UK Finance has urged the general public to be vigilant of ‘romance scams’ targeting consumers in the build-up to Valentine’s Day, this Sunday 14 February.
The financial services trade body cites new data which revealed a 20% increase in ‘romance scams’ perpetrated by fraudulent bank transfers between January-to-November 2020.
Last year, the average loss per victim was reported to be around £7,800, as criminals fetched a combined £18.5 million from the scams.
UK Finance warned the public that scams were not simply related to bank transfers, as victims had been duped by buying fraudsters gift cards and vouchers or presents such as phones and laptops, and providing them with access to their bank account or card.
Police cyber-crime unit, Action Fraud has recorded a rise in reports made by members of the public who have fallen victim to ‘romance fraud’, with total reported losses equating to over £68 million.
“Last year, we sadly saw criminals exploit the coronavirus pandemic as a means to commit fraud, and romance fraud was no exception.” said Pauline Smith, Head of Action Fraud.
“The national lockdowns, and other restrictions on our social lives, implemented because of the coronavirus outbreak, have meant more people have been seeking companionship online and this has undoubtedly affected the number of reports we have seen.”
Romance scams involve victims being manipulated into sending money to criminals who go to great lengths to gain their trust and convince them that they are in a genuine relationship.
Criminals most often target victims on dating apps and platforms, a further growing concern as the Online Dating Association (ODA) estimates that over 2.3 million Brits used dating apps during the first lockdown.
Katy Worobec, Director of Economic Crime at UK Finance, said: “Romance scams can leave customers out of love and out of pocket, but there are steps people can take to keep themselves or their family and friends safe – both on and offline.
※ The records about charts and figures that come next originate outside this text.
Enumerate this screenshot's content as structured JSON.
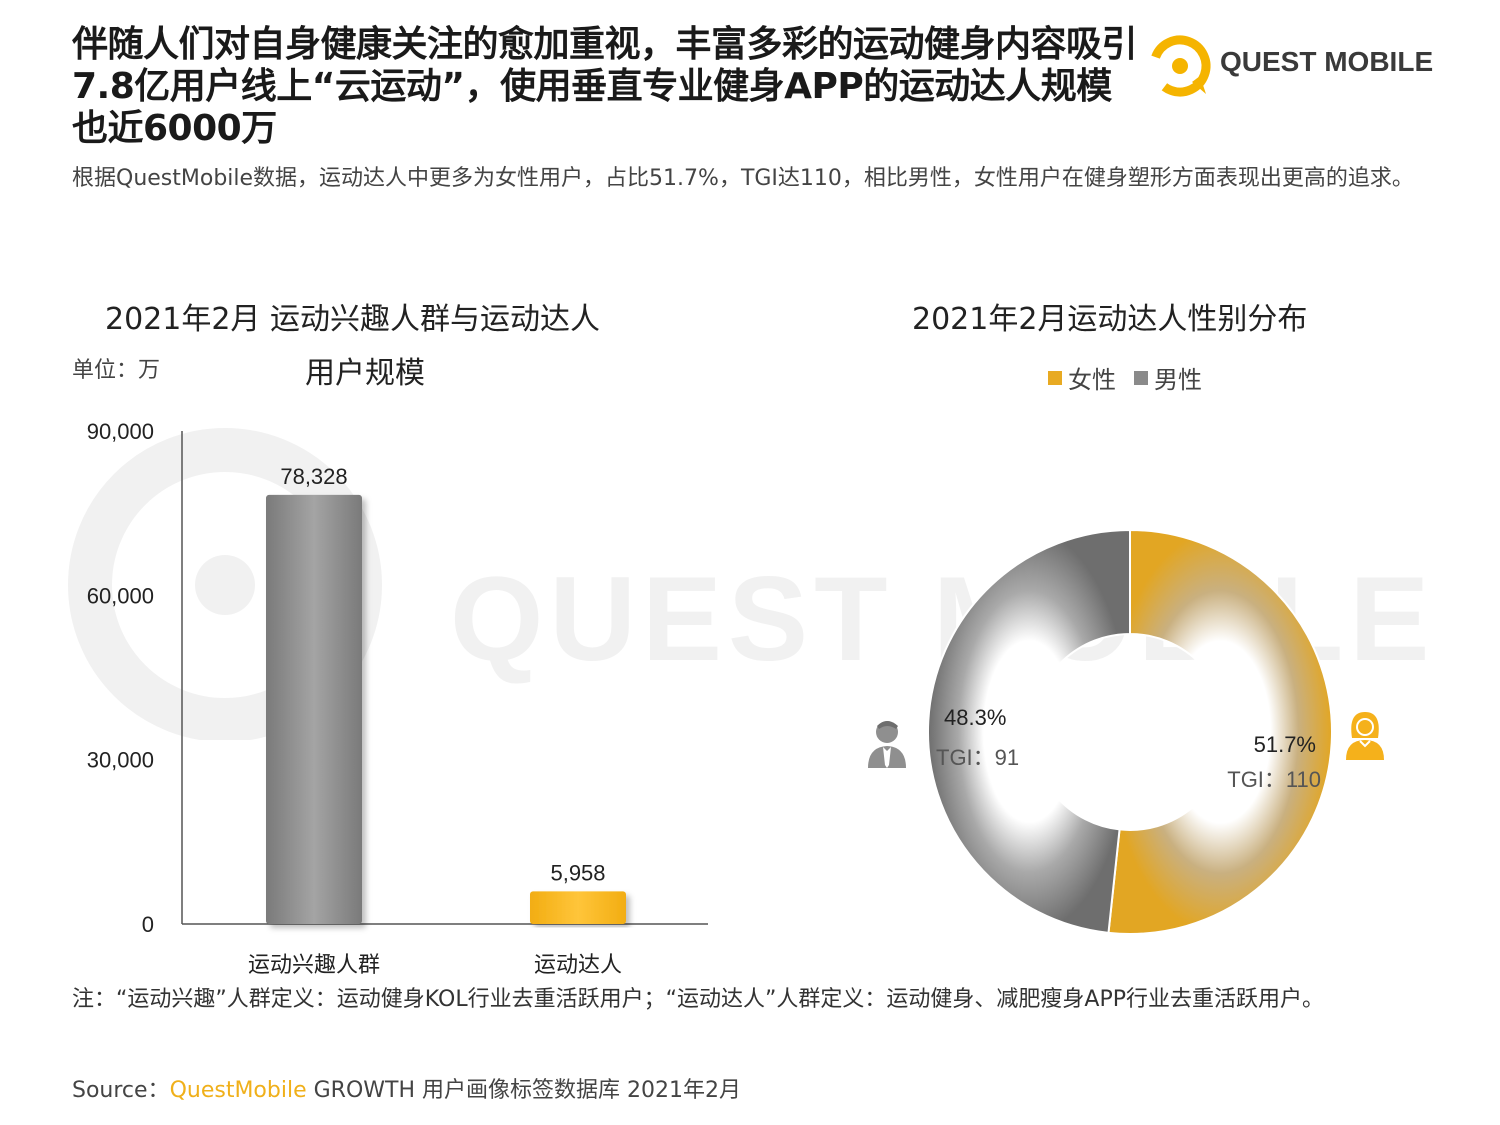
{
  "header": {
    "headline": "伴随人们对自身健康关注的愈加重视，丰富多彩的运动健身内容吸引7.8亿用户线上“云运动”，使用垂直专业健身APP的运动达人规模也近6000万",
    "subtitle": "根据QuestMobile数据，运动达人中更多为女性用户，占比51.7%，TGI达110，相比男性，女性用户在健身塑形方面表现出更高的追求。",
    "logo_text": "QUEST MOBILE"
  },
  "watermark": {
    "text": "QUEST MOBILE"
  },
  "left_chart": {
    "title_line1": "2021年2月 运动兴趣人群与运动达人",
    "title_line2": "用户规模",
    "unit": "单位：万"
  },
  "right_chart": {
    "title": "2021年2月运动达人性别分布",
    "legend": [
      "女性",
      "男性"
    ]
  },
  "chart_data": [
    {
      "type": "bar",
      "title": "2021年2月 运动兴趣人群与运动达人用户规模",
      "unit": "单位：万",
      "categories": [
        "运动兴趣人群",
        "运动达人"
      ],
      "values": [
        78328,
        5958
      ],
      "value_labels": [
        "78,328",
        "5,958"
      ],
      "ylim": [
        0,
        90000
      ],
      "yticks": [
        0,
        30000,
        60000,
        90000
      ],
      "ytick_labels": [
        "0",
        "30,000",
        "60,000",
        "90,000"
      ],
      "colors": [
        "#8a8a8a",
        "#f5b11b"
      ],
      "grid": false
    },
    {
      "type": "pie",
      "subtype": "donut",
      "title": "2021年2月运动达人性别分布",
      "legend_position": "top",
      "slices": [
        {
          "label": "女性",
          "value": 51.7,
          "value_label": "51.7%",
          "tgi_label": "TGI：110",
          "color": "#e8aa22"
        },
        {
          "label": "男性",
          "value": 48.3,
          "value_label": "48.3%",
          "tgi_label": "TGI：91",
          "color": "#8a8a8a"
        }
      ]
    }
  ],
  "footer": {
    "note": "注：“运动兴趣”人群定义：运动健身KOL行业去重活跃用户；“运动达人”人群定义：运动健身、减肥瘦身APP行业去重活跃用户。",
    "source_prefix": "Source：",
    "source_brand": "QuestMobile",
    "source_rest": " GROWTH 用户画像标签数据库 2021年2月"
  },
  "icons": {
    "female": "female-user-icon",
    "male": "male-user-icon",
    "logo": "questmobile-logo-icon"
  },
  "colors": {
    "accent": "#f5b11b",
    "gray": "#8a8a8a",
    "dark_gray": "#6e6e6e"
  }
}
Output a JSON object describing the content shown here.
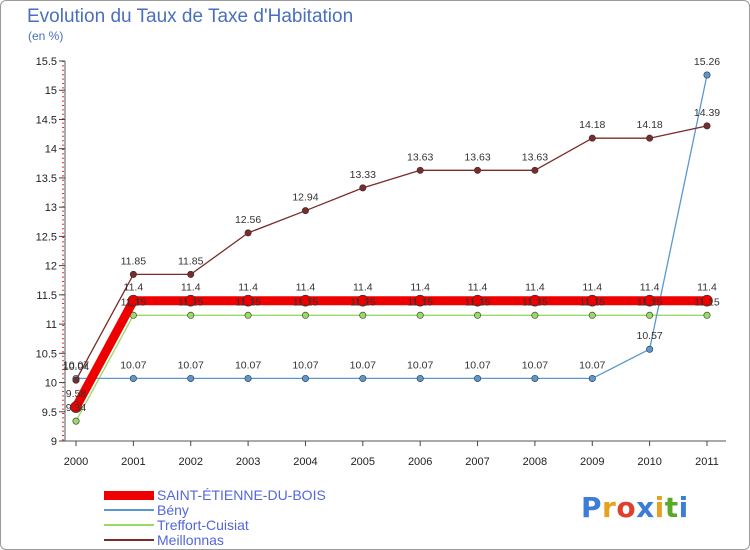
{
  "chart_data": {
    "type": "line",
    "title": "Evolution du Taux de Taxe d'Habitation",
    "subtitle": "(en %)",
    "x": [
      "2000",
      "2001",
      "2002",
      "2003",
      "2004",
      "2005",
      "2006",
      "2007",
      "2008",
      "2009",
      "2010",
      "2011"
    ],
    "ylim": [
      9,
      15.5
    ],
    "yticks": [
      "9",
      "9.5",
      "10",
      "10.5",
      "11",
      "11.5",
      "12",
      "12.5",
      "13",
      "13.5",
      "14",
      "14.5",
      "15",
      "15.5"
    ],
    "series": [
      {
        "name": "SAINT-ÉTIENNE-DU-BOIS",
        "color": "#ee0000",
        "values": [
          9.58,
          11.4,
          11.4,
          11.4,
          11.4,
          11.4,
          11.4,
          11.4,
          11.4,
          11.4,
          11.4,
          11.4
        ],
        "labels": [
          "9.58",
          "11.4",
          "11.4",
          "11.4",
          "11.4",
          "11.4",
          "11.4",
          "11.4",
          "11.4",
          "11.4",
          "11.4",
          "11.4"
        ]
      },
      {
        "name": "Bény",
        "color": "#5a98cf",
        "values": [
          10.07,
          10.07,
          10.07,
          10.07,
          10.07,
          10.07,
          10.07,
          10.07,
          10.07,
          10.07,
          10.57,
          15.26
        ],
        "labels": [
          "10.07",
          "10.07",
          "10.07",
          "10.07",
          "10.07",
          "10.07",
          "10.07",
          "10.07",
          "10.07",
          "10.07",
          "10.57",
          "15.26"
        ]
      },
      {
        "name": "Treffort-Cuisiat",
        "color": "#99d966",
        "values": [
          9.34,
          11.15,
          11.15,
          11.15,
          11.15,
          11.15,
          11.15,
          11.15,
          11.15,
          11.15,
          11.15,
          11.15
        ],
        "labels": [
          "9.34",
          "11.15",
          "11.15",
          "11.15",
          "11.15",
          "11.15",
          "11.15",
          "11.15",
          "11.15",
          "11.15",
          "11.15",
          "11.15"
        ]
      },
      {
        "name": "Meillonnas",
        "color": "#7a2b2b",
        "values": [
          10.04,
          11.85,
          11.85,
          12.56,
          12.94,
          13.33,
          13.63,
          13.63,
          13.63,
          14.18,
          14.18,
          14.39
        ],
        "labels": [
          "10.04",
          "11.85",
          "11.85",
          "12.56",
          "12.94",
          "13.33",
          "13.63",
          "13.63",
          "13.63",
          "14.18",
          "14.18",
          "14.39"
        ]
      }
    ]
  },
  "brand": {
    "letters": [
      "P",
      "r",
      "o",
      "x",
      "i",
      "t",
      "i"
    ],
    "colors": [
      "#3b7dd8",
      "#e8a020",
      "#e0402a",
      "#3b7dd8",
      "#e8a020",
      "#5aaa2a",
      "#3b7dd8"
    ]
  }
}
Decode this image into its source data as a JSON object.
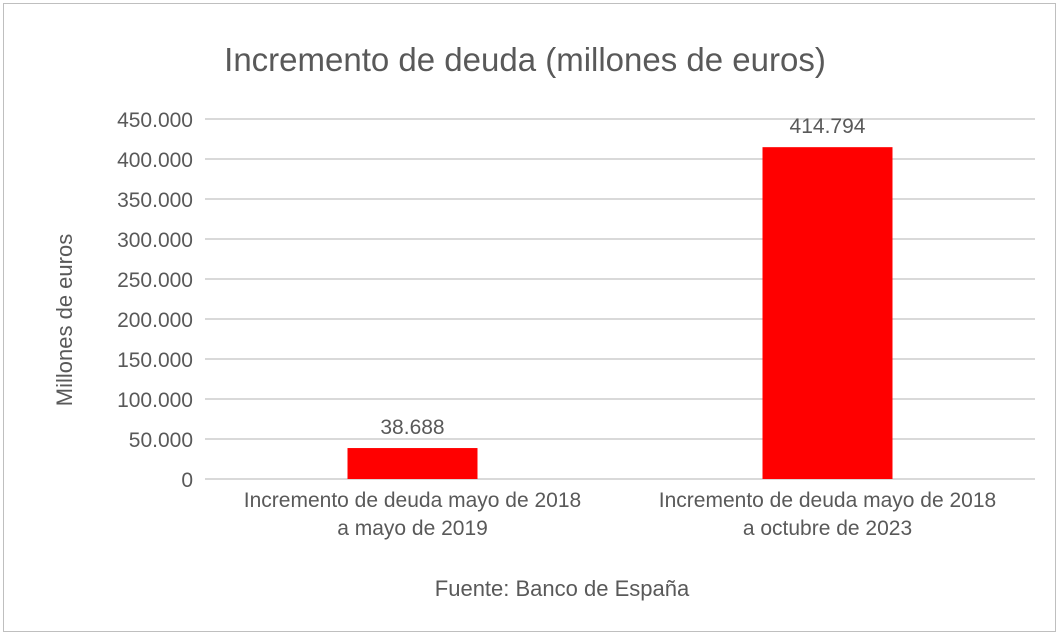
{
  "chart_data": {
    "type": "bar",
    "title": "Incremento de deuda (millones de euros)",
    "ylabel": "Millones de euros",
    "xlabel": "Fuente: Banco de España",
    "categories": [
      [
        "Incremento de deuda mayo de 2018",
        "a mayo de 2019"
      ],
      [
        "Incremento de deuda mayo de 2018",
        "a octubre de 2023"
      ]
    ],
    "values": [
      38688,
      414794
    ],
    "data_labels": [
      "38.688",
      "414.794"
    ],
    "ylim": [
      0,
      450000
    ],
    "yticks": [
      0,
      50000,
      100000,
      150000,
      200000,
      250000,
      300000,
      350000,
      400000,
      450000
    ],
    "ytick_labels": [
      "0",
      "50.000",
      "100.000",
      "150.000",
      "200.000",
      "250.000",
      "300.000",
      "350.000",
      "400.000",
      "450.000"
    ],
    "grid": true,
    "bar_color": "#ff0000",
    "grid_color": "#d9d9d9",
    "text_color": "#595959"
  }
}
People can help their loved ones spot the signs of a scam, particularly as romance scammers can be very convincing by forming an emotional attachment with their victims.”
“The banking and finance industry is working hard to protect customers from fraud, but everyone should remain vigilant to the risks of romance scams. If you suspect you’ve been the victim of a scam, please contact your bank as soon as possible.”